Standards raise the bar in many, but not all, states, and still do not reach the highest international level
More than 40 states have now agreed to adopt the Common Core standards in English Language Arts and math. In a forum released today by Education Next, former U.S. Department of Education official Ze’ev Wurman and Johns Hopkins University professor of mathematics W. Stephen Wilson offer differing opinions about the standards. Wurman and Wilson address key issues raised – including 1) how much the standards will improve on those currently in place in various states, 2) whether they will resolve deep disagreements over what skills constitute sound math education, and 3) whether they might have the unintended consequence of removing incentives for further improvement.
Both Wurman and Wilson acknowledge the urgent need for improvement in math curricula if the U.S. is to become more competitive internationally. Wilson notes the dramatic withdrawal from arithmetic in the elementary grades that has occurred over the past two to three decades, reflecting the mistaken but increasingly popular view that learning whole number operations (such as the multiplication tables) to the point of instant recall is bad for a student, not necessary to higher math, and impedes students’ ability to understand mathematical principles.
While arithmetic is “the foundation,” Wilson states, and “has to be done right,” at present “fewer than 15 states are explicit about the need for students to know the single-digit number facts…to the point of instant recall.” Only seven states expect students to know explicitly the standard algorithm for whole number multiplication, and “often states expect students to develop their own strategies or a variety of strategies for dealing with fractions.”
Both experts recognize that there are clearer and more rigorous sets of standards than Common Core in place in several states, among them California, Florida, Indiana, Minnesota, and Washington. Nonetheless, Wilson views Common Core math as a vast improvement over existing standards in more than 30 states, doing “a pretty good job with arithmetic,” and ranking in terms of quality in the top 20 percent of current state standards.
Wurman finds many gaps in the Common Core standards and sequencing problems that will impede college readiness. The standards do not expect Algebra I to be taught in grade 8, “reversing the most significant change in mathematics education in America in the last decade,” and contrary to the practice of the highest-achieving nations.
The authors address whether the new system of federal involvement that Common Core establishes is the most effective route to world-class math education. Wurman notes that Common Core might have the unintended effect of removing incentives for states to continually improve. Within the existing American system where each state sets its own standards, states that aspire to raise the bar are likely to do so, accounting for the level of excellence that some have reached. Common Core will, he fears, make math standards an apparently settled matter, leading to a drift toward easier standards over time.

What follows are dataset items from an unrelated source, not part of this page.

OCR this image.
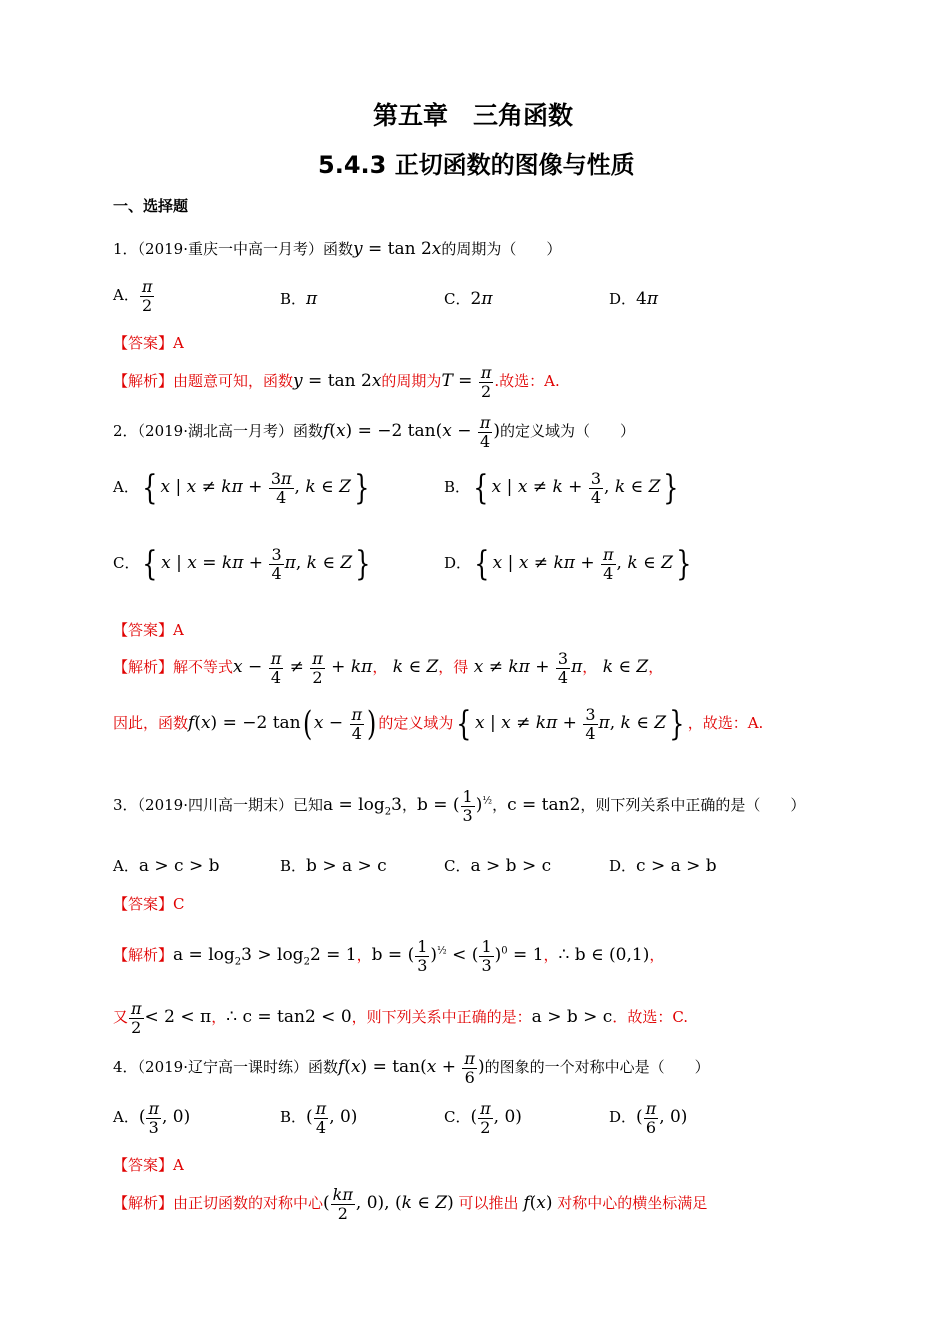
第五章　三角函数
5.4.3 正切函数的图像与性质
一、选择题
1．（2019·重庆一中高一月考）函数y = tan 2x的周期为（　　）
A． $\frac{\pi}{2}$	B．π	C．2π	D．4π
【答案】A
【解析】由题意可知，函数y = tan 2x的周期为$T = \frac{\pi}{2}$ .故选：A.
2．（2019·湖北高一月考）函数f(x) = −2 $\tan(x - \frac{\pi}{4}$ )的定义域为（　　）
A．{ x | $x \ne k\pi + \frac{3\pi}{4}$ , k ∈ Z}	B．{ x | $x \ne k + \frac{3}{4}$ , k ∈ Z}
C．{ x | $x = k\pi + \frac{3}{4} \pi$, k ∈ Z}	D．{ x | $x \ne k\pi + \frac{\pi}{4}$ , k ∈ Z}
【答案】A
【解析】解不等式$x - \frac{\pi}{4} \ne \frac{\pi}{2} + k\pi$， k ∈ Z，得 $x \ne k\pi + \frac{3}{4}$ π， k ∈ Z，
因此，函数f(x) = −2 tan( $x - \frac{\pi}{4}$ ) 的定义域为{ x | $x \ne k\pi + \frac{3}{4} \pi$, k ∈ Z} ，故选：A.
3．（2019·四川高一期末）已知$a = \log_23$，b = ( $\frac{1}{3} )^{\frac{1}{2}}$，c = tan2，则下列关系中正确的是（　　）
A．a > c > b	B．b > a > c	C．a > b > c	D．c > a > b
【答案】C
【解析】$a = \log_23 > \log_22 = 1$，b = ( $\frac{1}{3} )^{\frac{1}{2}}$ < ( $\frac{1}{3} )^0 = 1$，∴ b ∈ (0,1)，
又 $\frac{\pi}{2} < 2 < \pi$，∴ c = tan2 < 0，则下列关系中正确的是：a > b > c．故选：C.
4．（2019·辽宁高一课时练）函数$f(x) = \tan(x + \frac{\pi}{6}$ )的图象的一个对称中心是（　　）
A．( $\frac{\pi}{3}$ , 0)	B．( $\frac{\pi}{4}$ , 0)	C．( $\frac{\pi}{2}$ , 0)	D．( $\frac{\pi}{6}$ , 0)
【答案】A
【解析】由正切函数的对称中心( $\frac{k\pi}{2}$ , 0), (k ∈ Z) 可以推出 f(x) 对称中心的横坐标满足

The Common Core math standards might also lose strength in their implementation through the sheer force of popular pedagogical trends. In other countries, notes Wilson, the statement, “learn to multiply whole numbers,” has an agreed-upon meaning and it is understood that students should learn the standard algorithm. In the U.S., “some people will declare wriggle room and try to avoid the standard algorithm.” He states, “Without a unified, concerted effort to teach real mathematics, there isn’t much chance of catching up” to the highest-achieving countries, even if states say they’ll adopt Common Core.
Wurman observes that the Common Core math standards are grade-by-grade specific and hence more detailed than the National Council of Teachers of Mathematics (NCTM) 2000 standards, which replaced the organization’s “unfocused and mostly math-less” 1989 standards, but without significantly strengthening them. However, he notes that the Common Core standards do resemble those of NCTM “in setting their sights lower than our international competitors.”
About the Authors
Ze’ev Wurman was a U.S. Department of Education official under George W. Bush, is currently an executive with MonolithIC 3D Inc., and is coauthor with Sandra Stotsky of “Common Core’s Standards Still Don’t Make the Grade” (Pioneer Institute, 2010).
W. Stephen Wilson is professor of mathematics at Johns Hopkins University, served on the National Governors Association-Council of Chief State School Officers “feedback group” for the Common Core standards, and was mathematics author of Stars by which to Navigate? Scanning National and International Education Standards in 2009: An Interim Report on Common Core, NAEP, TIMSS, and PISA.